Tujuan evaluasi pendidikan terdiri atas tujuan umum dan tujuan
khusus.
1) Tujuan umum evaluasi pendidikan adalah untuk menghimpun
bahan-bahan keterangan yang akan dijadikan sebagai bukti mengenai taraf
perkembangan atau taraf kemajuan yang dialami oleh para peserta didik setelah
mereka mengikuti proses pembelajaran dalam jangka waktu tertentu, mengetahui
tingkat efektivitas dari metode-metode pembelajaran yang telah dipergunakan
dalam proses pembelajaran selama jangka waktu tertentu.

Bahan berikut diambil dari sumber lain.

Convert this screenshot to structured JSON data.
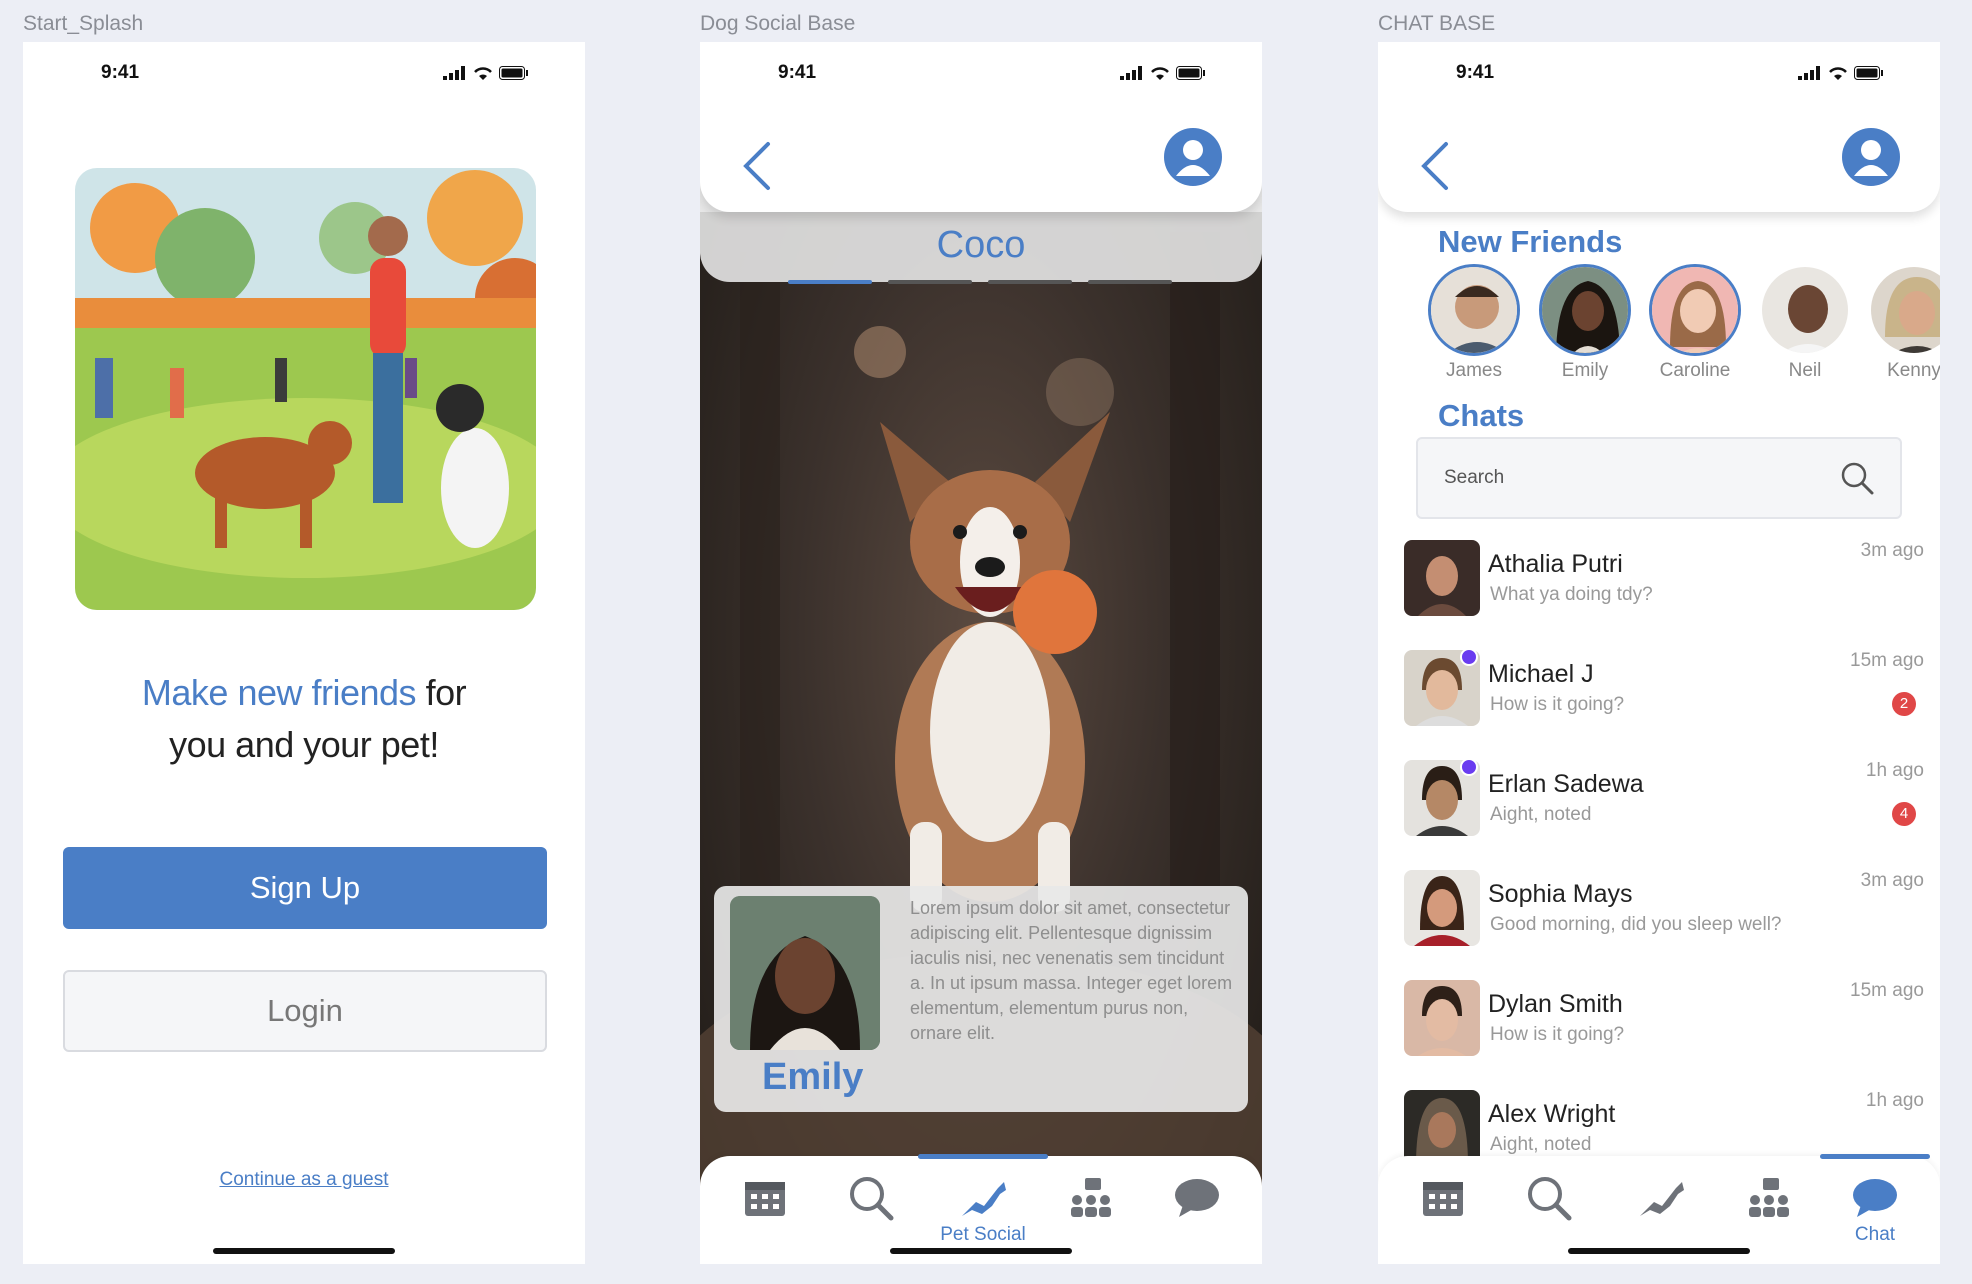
{
  "frames": {
    "splash": "Start_Splash",
    "social": "Dog Social Base",
    "chat": "CHAT BASE"
  },
  "status": {
    "time": "9:41"
  },
  "splash": {
    "headline_accent": "Make new friends",
    "headline_rest_1": " for",
    "headline_line2": "you and your pet!",
    "signup": "Sign Up",
    "login": "Login",
    "guest": "Continue as a guest"
  },
  "social": {
    "pet_name": "Coco",
    "owner_name": "Emily",
    "bio": "Lorem ipsum dolor sit amet, consectetur adipiscing elit. Pellentesque dignissim iaculis nisi, nec venenatis sem tincidunt a. In ut ipsum massa. Integer eget lorem elementum, elementum purus non, ornare elit.",
    "active_tab_label": "Pet Social"
  },
  "chat": {
    "new_friends_title": "New Friends",
    "friends": [
      {
        "name": "James"
      },
      {
        "name": "Emily"
      },
      {
        "name": "Caroline"
      },
      {
        "name": "Neil"
      },
      {
        "name": "Kenny"
      }
    ],
    "chats_title": "Chats",
    "search_placeholder": "Search",
    "rows": [
      {
        "name": "Athalia Putri",
        "message": "What ya doing tdy?",
        "time": "3m ago",
        "badge": ""
      },
      {
        "name": "Michael J",
        "message": "How is it going?",
        "time": "15m ago",
        "badge": "2"
      },
      {
        "name": "Erlan Sadewa",
        "message": "Aight, noted",
        "time": "1h ago",
        "badge": "4"
      },
      {
        "name": "Sophia Mays",
        "message": "Good morning, did you sleep well?",
        "time": "3m ago",
        "badge": ""
      },
      {
        "name": "Dylan Smith",
        "message": "How is it going?",
        "time": "15m ago",
        "badge": ""
      },
      {
        "name": "Alex Wright",
        "message": "Aight, noted",
        "time": "1h ago",
        "badge": ""
      }
    ],
    "active_tab_label": "Chat"
  },
  "colors": {
    "accent": "#4a7ec6",
    "badge": "#e04747",
    "online": "#6a3cf0"
  }
}
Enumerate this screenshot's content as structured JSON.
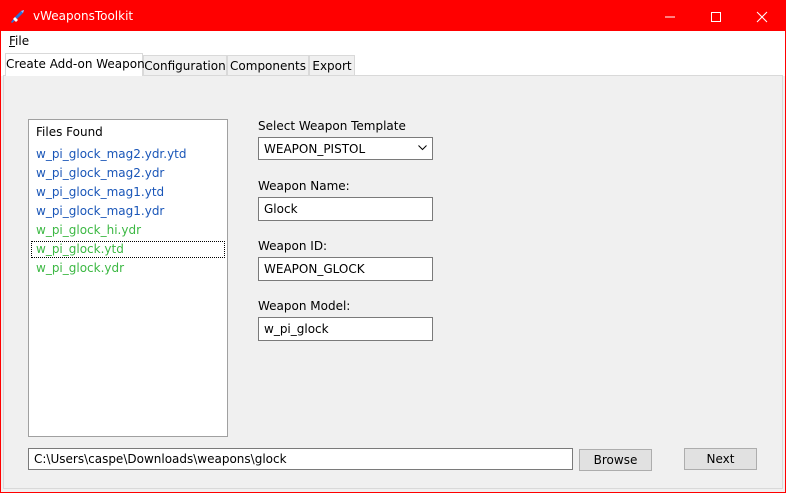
{
  "window": {
    "title": "vWeaponsToolkit",
    "accent": "#ff0000"
  },
  "menu": {
    "items": [
      {
        "label": "File",
        "accelerator": "F"
      }
    ]
  },
  "tabs": [
    {
      "label": "Create Add-on Weapon",
      "active": true
    },
    {
      "label": "Configuration",
      "active": false
    },
    {
      "label": "Components",
      "active": false
    },
    {
      "label": "Export",
      "active": false
    }
  ],
  "files": {
    "header": "Files Found",
    "items": [
      {
        "name": "w_pi_glock_mag2.ydr.ytd",
        "color": "#1a56b8"
      },
      {
        "name": "w_pi_glock_mag2.ydr",
        "color": "#1a56b8"
      },
      {
        "name": "w_pi_glock_mag1.ytd",
        "color": "#1a56b8"
      },
      {
        "name": "w_pi_glock_mag1.ydr",
        "color": "#1a56b8"
      },
      {
        "name": "w_pi_glock_hi.ydr",
        "color": "#3cb843"
      },
      {
        "name": "w_pi_glock.ytd",
        "color": "#3cb843",
        "focused": true
      },
      {
        "name": "w_pi_glock.ydr",
        "color": "#3cb843"
      }
    ]
  },
  "form": {
    "template_label": "Select Weapon Template",
    "template_value": "WEAPON_PISTOL",
    "name_label": "Weapon Name:",
    "name_value": "Glock",
    "id_label": "Weapon ID:",
    "id_value": "WEAPON_GLOCK",
    "model_label": "Weapon Model:",
    "model_value": "w_pi_glock"
  },
  "footer": {
    "path_value": "C:\\Users\\caspe\\Downloads\\weapons\\glock",
    "browse_label": "Browse",
    "next_label": "Next"
  }
}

2) Tujuan khusus evaluasi pendidikan adalah untuk merangsang
kegiatan peserta didik dalam menempuh program pendidikan, untuk mencari dan
menemukan faktor penyebab keberhasilan dan ketidakberhasilan peserta didik
dalam mengikuti program pendidikan sehingga dapat dicari dan ditemukan jalan
keluar atau cara-cara perbaikannya (Sudijono, 2006:17).
2.3. Objek Evaluasi Pendidikan
Yang dimaksud dengan objek evaluasi pendidikan adalah segala
sesuatu yang bertalian dengan kegiatan atau proses pendidikan yang dijadikan
titik pusat perhatian atau pengamatan karena pihak penilai ingin memperoleh
informasi tentang kegiatan atau proses pendidikan tersebut.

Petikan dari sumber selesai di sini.